The Karl Jaspers Society of North America (KJSNA) was founded on December 28, 1980 through the joint efforts of George B. Pepper and Leonard H. Ehrlich. The prospect of forming the Society emerged out of the work that they and Edith Ehrlich did in preparing a systematic presentation of readings from the writings of Jaspers. Pepper had communicated with the authors of English publications on Jaspers to find out whether such a text held any value for their research and teaching. The near unanimous positive response led Pepper and Ehrlich to the realization that a formal organization would be justified to provide a forum for those who found in Jaspers' writings a voice that had great importance for many of the central questions in contemporary philosophy. The Reader, Karl Jaspers: Basic Philosophical Writings, edited, translated, and with introductions by Edith Ehrlich, Leonard H. Ehrlich, George B. Pepper, was originally published, Athens, Ohio: Ohio University Press, 1986, in the Series in Continental Thought. (A revised paperback edition was first published by Humanities Press, 1994).

Since 1980 the Society conducted annual meetings in conjunction with the Annual Meetings of the American Philosophical Association, Eastern Division. The Society began holding meetings with the APA Pacific Division in March 1989, and held its first meeting with the Central Division in 1993. Besides conducting annual meetings with the APA divisions, the Society cooperated with the Jaspers Society of Japan and the Karl Jaspers Stiftung of Basel in mounting international conferences on Jaspers' thought. The first was held in the Summer of 1983 in conjunction with the XVII World Congress of Philosophy in Montreal, Canada, and commemorated the centenary of Jaspers' birth. The second international conference was part of the XVIII World Congress of Philosophy held in Brighton, England. Moscow in 1993 and Boston in 1998 were the locales for the last two international Jaspers meetings held as a part of the World Congress of Philosophy.
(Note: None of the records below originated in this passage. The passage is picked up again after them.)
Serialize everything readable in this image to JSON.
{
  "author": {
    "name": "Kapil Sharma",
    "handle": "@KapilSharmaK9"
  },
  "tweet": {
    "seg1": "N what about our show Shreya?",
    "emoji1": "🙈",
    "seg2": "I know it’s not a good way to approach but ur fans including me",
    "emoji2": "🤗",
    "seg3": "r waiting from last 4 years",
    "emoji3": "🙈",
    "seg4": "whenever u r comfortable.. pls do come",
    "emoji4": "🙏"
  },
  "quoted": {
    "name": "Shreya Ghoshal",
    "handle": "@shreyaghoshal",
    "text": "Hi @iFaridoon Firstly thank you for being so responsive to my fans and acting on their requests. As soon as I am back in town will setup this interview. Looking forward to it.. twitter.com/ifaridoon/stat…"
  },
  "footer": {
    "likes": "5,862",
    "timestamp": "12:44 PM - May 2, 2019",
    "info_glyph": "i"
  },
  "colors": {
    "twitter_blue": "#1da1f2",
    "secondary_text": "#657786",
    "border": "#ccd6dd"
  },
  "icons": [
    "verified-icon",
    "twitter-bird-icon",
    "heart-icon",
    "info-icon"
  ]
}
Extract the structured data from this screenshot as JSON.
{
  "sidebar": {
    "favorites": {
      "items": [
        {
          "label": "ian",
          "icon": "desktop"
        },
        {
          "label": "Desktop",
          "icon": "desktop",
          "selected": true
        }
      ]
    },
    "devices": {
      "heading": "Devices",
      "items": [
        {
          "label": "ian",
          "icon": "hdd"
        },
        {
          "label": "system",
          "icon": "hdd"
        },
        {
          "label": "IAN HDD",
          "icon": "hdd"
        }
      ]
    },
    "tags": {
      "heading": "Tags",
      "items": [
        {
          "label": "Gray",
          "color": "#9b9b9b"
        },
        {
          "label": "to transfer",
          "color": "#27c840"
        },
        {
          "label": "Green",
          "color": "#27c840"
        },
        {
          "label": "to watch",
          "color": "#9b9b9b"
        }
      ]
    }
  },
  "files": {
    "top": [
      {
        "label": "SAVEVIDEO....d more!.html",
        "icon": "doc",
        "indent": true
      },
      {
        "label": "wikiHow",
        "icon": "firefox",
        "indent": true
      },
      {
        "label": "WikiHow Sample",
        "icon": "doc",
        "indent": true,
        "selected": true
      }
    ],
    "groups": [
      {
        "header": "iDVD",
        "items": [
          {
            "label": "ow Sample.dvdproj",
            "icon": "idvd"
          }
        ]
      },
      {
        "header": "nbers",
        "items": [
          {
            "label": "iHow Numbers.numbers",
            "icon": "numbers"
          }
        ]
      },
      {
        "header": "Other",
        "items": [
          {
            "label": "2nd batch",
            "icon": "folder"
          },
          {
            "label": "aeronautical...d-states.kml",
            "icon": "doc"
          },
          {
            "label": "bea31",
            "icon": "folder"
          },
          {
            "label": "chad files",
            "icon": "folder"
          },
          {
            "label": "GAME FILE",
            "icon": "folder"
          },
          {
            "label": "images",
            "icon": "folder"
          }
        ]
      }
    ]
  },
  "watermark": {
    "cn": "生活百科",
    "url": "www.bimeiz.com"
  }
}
The Society's purpose is to promote study and research in the thought of Karl Jaspers and related philosophical issues. Dedicated exclusively for educational and scientific purposes, the Karl Jaspers Society of North America has received tax-exempt status under section 501(c) of the U.S. Internal Revenue Code of 1954 or the corresponding provisions of any future U.S. Internal Revenue Law.